Taking Corrective Action – The Rule

As a general rule, in negotiated procurements, federal contracting officers have broad discretion when taking corrective action where the agency determines that such action is necessary to ensure a fair and impartial competition. 

When challenging the government’s corrective action in a bid protest, one must understand that the government also has discretion in the area of corrective action when deciding the scope of proposal revisions.

  • There are circumstances where an agency may reasonably decide to limit revisions that offerors make to their proposals. 
  • Sometimes, taking corrective action could mean only having bidders in the competitive range subject to re-evaluation.

Tip: As a practical matter, you may want to watch for agency arguments that the amendment merely clarified the requirements.

Procedural Considerations

When you file your protest, a fast way for the Agency to remove the case from GAO’s jurisdiction is taking corrective action.  

  • GAO will then dismiss the case as academic.  
  • This may, or may not help your situation as the unsuccessful bidder.  

Oftentimes, government contractors will later find out that the corrective action did not address the original bid protest allegations. When there are multiple protests, and the Agency elects to take corrective action, contractors should keep watch for the underlying agency’s subsequent decision.

  • Oftentimes, another protestor’s allegations may force corrective action.
  • Watching to see if the agency actually addresses your original concerns is essential.

Is the Agency Taking Corrective Action Legally Sufficient?

As a reminder, the Agency taking corrective action only has to be reasonable.  Insufficient agency actions can be present if the Agency ultimately still impacts your ability to compete on fair and equal footing.

The focus is now what the agency does afterwards. Many government contractors relax their position when they see agencies taking corrective action because they may not be familiar with relevant bid protest law.

  • If the contracting agency takes an action that is not favorable to you, then you have to file a new protest.
  • You should not ask to reopen the old case. Instead, you have to file a new protest action.

Although the agency has broad discretion when taking corrective action, such discretion does not go unchecked. Especially when there were material changes to the solicitation requirement.

  • If the agency’s corrective action materially changes the terms of the solicitation, you should be given consideration to readjust your proposal.
  • When it comes to analyzing corrective actions in a GAO agency protest, the general rule is that offerors should be permitted to revise all aspects of their proposal, absent a reasonable basis proffered by the agency for limiting revisions.

After The Agency Takes Corrective Action, When Does GAO Step In? When challenging government’s  action in a GAO agency protest, GAO will not question an agency’s decision to restrict proposal revisions when it takes corrective action so long as it is reasonable in nature and it remedies the established or suspected procurement impropriety.

Is the solicitation change material?

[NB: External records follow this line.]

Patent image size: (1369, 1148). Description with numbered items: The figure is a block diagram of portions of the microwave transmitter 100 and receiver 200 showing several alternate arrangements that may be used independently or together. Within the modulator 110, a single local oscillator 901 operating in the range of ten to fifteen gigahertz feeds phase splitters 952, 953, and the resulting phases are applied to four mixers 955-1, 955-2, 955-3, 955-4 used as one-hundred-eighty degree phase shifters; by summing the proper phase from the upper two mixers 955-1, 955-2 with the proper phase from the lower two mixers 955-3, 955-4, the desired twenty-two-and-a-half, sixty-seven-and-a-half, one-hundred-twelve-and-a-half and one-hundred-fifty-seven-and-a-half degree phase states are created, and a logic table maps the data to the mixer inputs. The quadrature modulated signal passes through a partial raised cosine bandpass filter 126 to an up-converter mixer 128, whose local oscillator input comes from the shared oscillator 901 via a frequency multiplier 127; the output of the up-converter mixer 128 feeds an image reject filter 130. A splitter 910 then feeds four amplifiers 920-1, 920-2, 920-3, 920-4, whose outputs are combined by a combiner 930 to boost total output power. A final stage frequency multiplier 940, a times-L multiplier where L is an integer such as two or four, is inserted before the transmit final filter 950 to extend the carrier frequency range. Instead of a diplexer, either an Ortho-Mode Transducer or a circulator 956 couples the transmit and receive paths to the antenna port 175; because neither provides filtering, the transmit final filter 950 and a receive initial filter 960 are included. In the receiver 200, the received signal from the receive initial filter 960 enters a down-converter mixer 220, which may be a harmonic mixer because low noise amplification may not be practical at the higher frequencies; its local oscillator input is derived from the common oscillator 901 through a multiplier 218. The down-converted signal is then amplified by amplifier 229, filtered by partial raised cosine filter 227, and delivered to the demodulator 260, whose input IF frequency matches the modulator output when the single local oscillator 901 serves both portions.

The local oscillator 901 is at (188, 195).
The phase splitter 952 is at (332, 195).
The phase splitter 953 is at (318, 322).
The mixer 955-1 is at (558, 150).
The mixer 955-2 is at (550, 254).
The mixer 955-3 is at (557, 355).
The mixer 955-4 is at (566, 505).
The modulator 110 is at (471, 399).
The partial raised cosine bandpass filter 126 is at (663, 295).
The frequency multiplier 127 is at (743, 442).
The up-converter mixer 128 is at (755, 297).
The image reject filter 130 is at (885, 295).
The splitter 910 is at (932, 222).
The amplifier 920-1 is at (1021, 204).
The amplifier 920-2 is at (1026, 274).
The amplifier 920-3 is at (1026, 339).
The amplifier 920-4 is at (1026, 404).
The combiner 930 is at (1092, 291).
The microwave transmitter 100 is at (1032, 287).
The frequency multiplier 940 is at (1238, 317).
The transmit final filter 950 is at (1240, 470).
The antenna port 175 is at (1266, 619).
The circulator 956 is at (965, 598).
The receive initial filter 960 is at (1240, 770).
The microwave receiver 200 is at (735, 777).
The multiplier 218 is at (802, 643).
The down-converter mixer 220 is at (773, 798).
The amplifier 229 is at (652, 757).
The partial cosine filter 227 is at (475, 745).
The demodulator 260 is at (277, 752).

When challenging the agency’s corrective action,  materiality is an essential piece of your legal position. One key indicator is to see whether an agency amendment changes the previous source selection evaluation criteria.

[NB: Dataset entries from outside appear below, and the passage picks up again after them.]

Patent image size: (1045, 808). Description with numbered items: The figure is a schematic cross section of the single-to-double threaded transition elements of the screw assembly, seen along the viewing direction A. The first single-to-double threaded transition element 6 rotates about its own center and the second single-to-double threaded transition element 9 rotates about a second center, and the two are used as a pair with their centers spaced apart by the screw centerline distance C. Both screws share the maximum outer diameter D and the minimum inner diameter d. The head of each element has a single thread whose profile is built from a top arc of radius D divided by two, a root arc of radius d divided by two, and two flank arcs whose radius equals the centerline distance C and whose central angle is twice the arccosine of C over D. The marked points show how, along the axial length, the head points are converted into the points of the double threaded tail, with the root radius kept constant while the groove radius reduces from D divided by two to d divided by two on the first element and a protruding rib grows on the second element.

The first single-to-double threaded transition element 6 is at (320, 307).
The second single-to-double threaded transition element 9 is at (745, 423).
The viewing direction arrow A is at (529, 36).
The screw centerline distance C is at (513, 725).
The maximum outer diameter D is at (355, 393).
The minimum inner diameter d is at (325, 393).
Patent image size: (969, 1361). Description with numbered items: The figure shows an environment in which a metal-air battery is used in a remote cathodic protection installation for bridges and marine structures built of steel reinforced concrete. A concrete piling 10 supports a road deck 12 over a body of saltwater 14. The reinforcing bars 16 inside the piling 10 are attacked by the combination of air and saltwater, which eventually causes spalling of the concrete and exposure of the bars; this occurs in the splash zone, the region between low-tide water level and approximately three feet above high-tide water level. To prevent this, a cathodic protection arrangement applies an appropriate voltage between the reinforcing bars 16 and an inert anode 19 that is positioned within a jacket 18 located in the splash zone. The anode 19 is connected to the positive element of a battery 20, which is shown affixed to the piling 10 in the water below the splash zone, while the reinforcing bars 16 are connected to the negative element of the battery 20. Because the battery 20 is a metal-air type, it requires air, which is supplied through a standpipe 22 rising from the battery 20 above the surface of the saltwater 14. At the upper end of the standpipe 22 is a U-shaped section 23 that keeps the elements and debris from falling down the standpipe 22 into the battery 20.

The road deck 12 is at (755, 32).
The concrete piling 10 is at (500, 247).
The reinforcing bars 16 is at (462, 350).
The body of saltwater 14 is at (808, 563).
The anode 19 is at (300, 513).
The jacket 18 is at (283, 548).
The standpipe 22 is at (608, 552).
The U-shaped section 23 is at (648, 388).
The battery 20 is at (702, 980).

GAO has ruled that the  FAR instructs that when an agency issues a new solicitation in response to a protest, the agency should provide to offerors in the competitive range from whom revised proposals are sought any  “[i]nformation provided to unsuccessful offerors in any debriefings conducted on the original award regarding the successful offeror’s proposal.” FAR sect. 15.507(b)(2), (c)(1).

Tip: When challenging the government’s corrective action in a bid protest, you should always make it clear that you would have revised your proposal if given the opportunity.

Tip: When attacking agency corrective action, your bid protest lawyer should show why the corrective action is unreasonable and does not remedy a specific procurement impropriety.

GAO  has ruled it be fundamental that where an agency materially changes the solicitation’s evaluation scheme, offerors must be given a reasonable opportunity to respond to the revised scheme; otherwise, the statutory requirement to notify offerors of the criteria upon which their offers will be evaluated is meaningless.